Lok Sabha elections: Prestige of bigwigs at stake in Madhya Pradesh's Vidisha, Guna and Rajgarh

Guna seat since 2002 has been represented by Congress’s Jyotiraditya Scindia, while father Madhavrao Scindia and grandmother Vijaya Raja Scindia had represented the seat before him.
BJP leader and former Madhya Pradesh CM Shivraj Singh Chouhan on left; Congress' Jyotiradia Scindia on right. (Photos | Facebook)
BJP leader and former Madhya Pradesh CM Shivraj Singh Chouhan on left; Congress' Jyotiradia Scindia on right. (Photos | Facebook)

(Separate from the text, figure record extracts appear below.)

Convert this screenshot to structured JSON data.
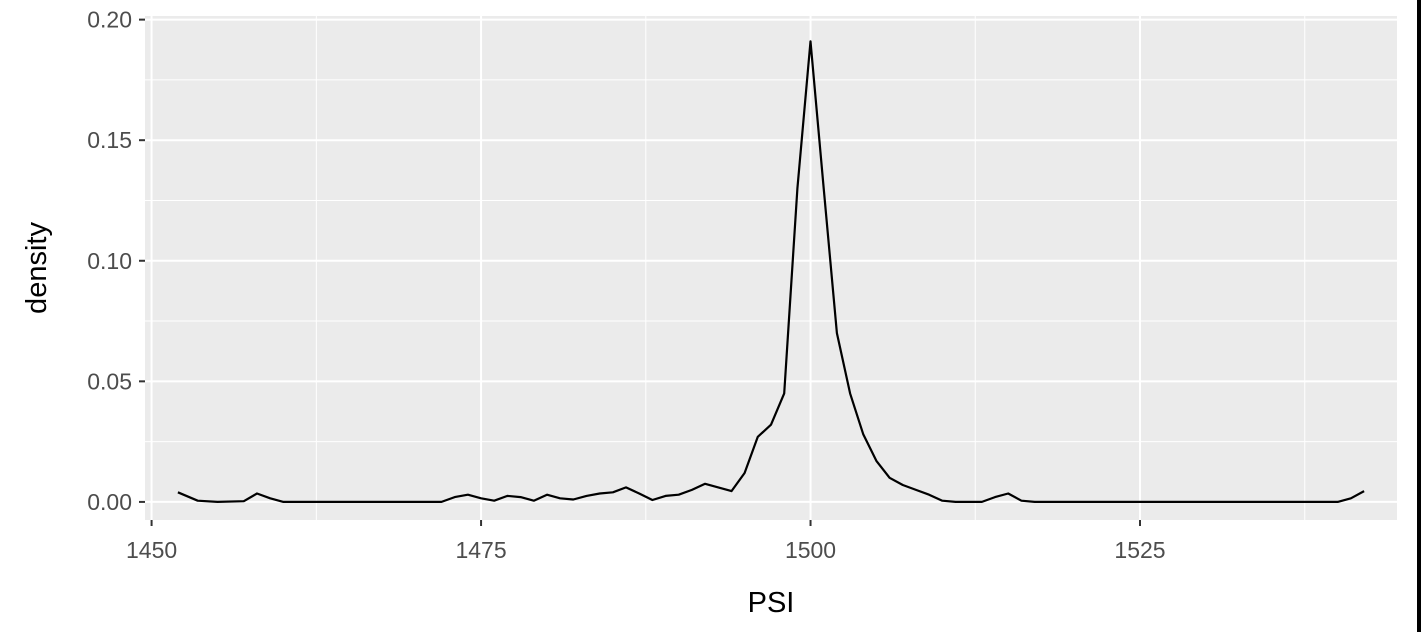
{
  "chart_data": {
    "type": "line",
    "title": "",
    "xlabel": "PSI",
    "ylabel": "density",
    "xlim": [
      1449.5,
      1544.5
    ],
    "ylim": [
      -0.0075,
      0.2015
    ],
    "x_ticks": [
      1450,
      1475,
      1500,
      1525
    ],
    "x_tick_labels": [
      "1450",
      "1475",
      "1500",
      "1525"
    ],
    "y_ticks": [
      0.0,
      0.05,
      0.1,
      0.15,
      0.2
    ],
    "y_tick_labels": [
      "0.00",
      "0.05",
      "0.10",
      "0.15",
      "0.20"
    ],
    "grid": true,
    "legend": "none",
    "colors": {
      "panel_background": "#ebebeb",
      "grid": "#ffffff",
      "line": "#000000",
      "tick_text": "#4d4d4d",
      "title_text": "#000000"
    },
    "series": [
      {
        "x": [
          1452,
          1453.5,
          1455,
          1457,
          1458,
          1459,
          1460,
          1465,
          1472,
          1473,
          1474,
          1475,
          1476,
          1477,
          1478,
          1479,
          1480,
          1481,
          1482,
          1483,
          1484,
          1485,
          1486,
          1487,
          1488,
          1489,
          1490,
          1491,
          1492,
          1493,
          1494,
          1495,
          1496,
          1497,
          1498,
          1499,
          1500,
          1501,
          1502,
          1503,
          1504,
          1505,
          1506,
          1507,
          1508,
          1509,
          1510,
          1511,
          1512,
          1513,
          1514,
          1515,
          1516,
          1517,
          1520,
          1530,
          1540,
          1541,
          1542
        ],
        "y": [
          0.004,
          0.0005,
          0.0,
          0.0003,
          0.0035,
          0.0015,
          0.0,
          0.0,
          0.0,
          0.002,
          0.003,
          0.0015,
          0.0005,
          0.0025,
          0.002,
          0.0005,
          0.003,
          0.0015,
          0.001,
          0.0025,
          0.0035,
          0.004,
          0.006,
          0.0035,
          0.0008,
          0.0025,
          0.003,
          0.005,
          0.0075,
          0.006,
          0.0045,
          0.012,
          0.027,
          0.032,
          0.045,
          0.13,
          0.191,
          0.13,
          0.07,
          0.045,
          0.028,
          0.017,
          0.01,
          0.007,
          0.005,
          0.003,
          0.0005,
          0.0,
          0.0,
          0.0,
          0.002,
          0.0035,
          0.0005,
          0.0,
          0.0,
          0.0,
          0.0,
          0.0015,
          0.0045
        ]
      }
    ]
  }
}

BHOPAL: Voters in 12 districts of Gwalior-Chambal, Central MP, Bundelkhand and Malwa regions of Madhya Pradesh will vote to elect members for eight Lok Sabha seats on Sunday.

Three of these districts —Vidisha, Guna and Rajgarh —are among the eight districts which were identified as backward districts by the Niti Aayog in 2018. The irony is that these backwards districts have been sending to the Lok Sabha high-profile politicians.

Two assembly segments of Vidisha district form part of the Vidisha Lok Sabha seat, which has been represented twice in the past by sitting BJP MP and External Affairs Minister Sushma Swaraj, besides then PM Atal Bihari Vajpayee for a few months in 1991 and later for 15 years by Shivraj Singh Chouhan, before he became CM in 2005.

The adjoining Rajgarh Lok Sabha, which is currently represented by BJP’s Rodmal Nagar, however, is seen more as a pocket borough of former CM Digvijaya Singh’s family as Singh and his brother Laxman Singh have represented the seat seven times in the past.

Guna seat since 2002 has been represented by Congress’s Jyotiraditya Scindia, while father Madhavrao Scindia and grandmother Vijaya Raja Scindia had represented the seat before him.

Sagar, apart from Rajgarh and Vidisha, were won by the BJP in 2014 by big margins. However, the party’s margin in two of these three Lok Sabha constituencies —Vidisha and Sagar — shrunk in the Assembly polls six months back while in Rajgarh, the Congress staged a comeback, winning four of the eight Assembly segments.

The three constituencies are crucial to three important leaders. Though Digvijaya or any of his family members are not contesting from Rajgarh, his prestige is at stake as his close associate Mona Sustani is pitted against BJP’s Nagar, who is facing massive anti-incumbency. Digvijaya recently took time out of his Bhopal campaign to seek votes for Sustani.